J’ai lu cet après-midi à la sieste – du coup j’en ai oublié de dormir – le premier texte du recueil de trois novellas de Jim Harrison, L’été où il faillit mourir (titre du texte en question). Le récit est dans la veine du nature writing dont Harrison est un des représentants historiques et éminents, même si son œuvre se déploie bien au-delà des rocheuses et des montagnes à ours.

le texte frise la perfection. D’une densité exceptionnelle, riche de trouvailles inédites, souvent hilarant, sans oublier d’être aussi mélancolique qu’une rivière à truites dans la solitude d’une montagne perdue.

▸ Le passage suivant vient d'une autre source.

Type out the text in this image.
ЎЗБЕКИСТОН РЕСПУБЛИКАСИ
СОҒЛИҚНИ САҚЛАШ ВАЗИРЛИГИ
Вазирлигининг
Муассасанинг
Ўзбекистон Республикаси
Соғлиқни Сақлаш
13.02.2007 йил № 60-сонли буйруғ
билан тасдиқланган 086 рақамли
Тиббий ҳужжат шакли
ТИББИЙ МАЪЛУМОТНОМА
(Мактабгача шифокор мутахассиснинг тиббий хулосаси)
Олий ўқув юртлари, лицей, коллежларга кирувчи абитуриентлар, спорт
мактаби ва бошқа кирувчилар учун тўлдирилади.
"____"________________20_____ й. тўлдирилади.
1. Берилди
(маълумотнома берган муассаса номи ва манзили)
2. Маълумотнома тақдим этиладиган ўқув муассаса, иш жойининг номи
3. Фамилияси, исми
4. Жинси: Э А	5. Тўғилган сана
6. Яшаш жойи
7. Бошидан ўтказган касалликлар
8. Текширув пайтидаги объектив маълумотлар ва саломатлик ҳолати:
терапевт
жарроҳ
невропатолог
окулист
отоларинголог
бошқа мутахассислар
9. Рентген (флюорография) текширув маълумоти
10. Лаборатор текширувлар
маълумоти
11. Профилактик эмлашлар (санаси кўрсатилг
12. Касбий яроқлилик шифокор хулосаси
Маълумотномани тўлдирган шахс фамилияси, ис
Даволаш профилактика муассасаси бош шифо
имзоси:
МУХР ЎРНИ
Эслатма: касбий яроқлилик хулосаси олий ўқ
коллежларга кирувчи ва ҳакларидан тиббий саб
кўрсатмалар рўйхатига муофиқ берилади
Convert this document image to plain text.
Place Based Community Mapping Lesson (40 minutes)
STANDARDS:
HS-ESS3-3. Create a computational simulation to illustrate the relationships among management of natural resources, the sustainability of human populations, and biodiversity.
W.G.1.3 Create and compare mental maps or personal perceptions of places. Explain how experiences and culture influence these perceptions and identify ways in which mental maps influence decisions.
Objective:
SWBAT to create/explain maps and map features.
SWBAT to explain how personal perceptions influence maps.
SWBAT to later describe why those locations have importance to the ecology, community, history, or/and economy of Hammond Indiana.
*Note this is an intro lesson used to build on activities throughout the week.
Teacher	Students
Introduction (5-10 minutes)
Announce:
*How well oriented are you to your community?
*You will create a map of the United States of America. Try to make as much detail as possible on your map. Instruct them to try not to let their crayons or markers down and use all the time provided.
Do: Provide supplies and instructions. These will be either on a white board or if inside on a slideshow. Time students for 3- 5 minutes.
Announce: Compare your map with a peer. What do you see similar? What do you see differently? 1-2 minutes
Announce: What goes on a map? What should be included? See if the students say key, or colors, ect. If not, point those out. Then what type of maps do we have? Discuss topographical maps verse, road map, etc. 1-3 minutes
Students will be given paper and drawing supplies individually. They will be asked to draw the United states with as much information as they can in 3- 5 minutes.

Le génie d’Harrison s’incarne dans la peinture de ses personnages, Chien Brun (CB), l’homme des bois à l’inaltérable libido, Delmore, le vieil homme qui, l’âge venant, sent l’indien qu’il était se réveiller en lui, Red, l’adolescent passionné de cosmologie, Belinda, dentiste à l’insatiable appétit sexuel, Grethen, assistante sociale lesbienne pour laquelle CB brûle d’amour, et surtout Baie, la petite fille qui chante le langage des oiseaux, la plus fascinante autiste de la littérature à mon avis.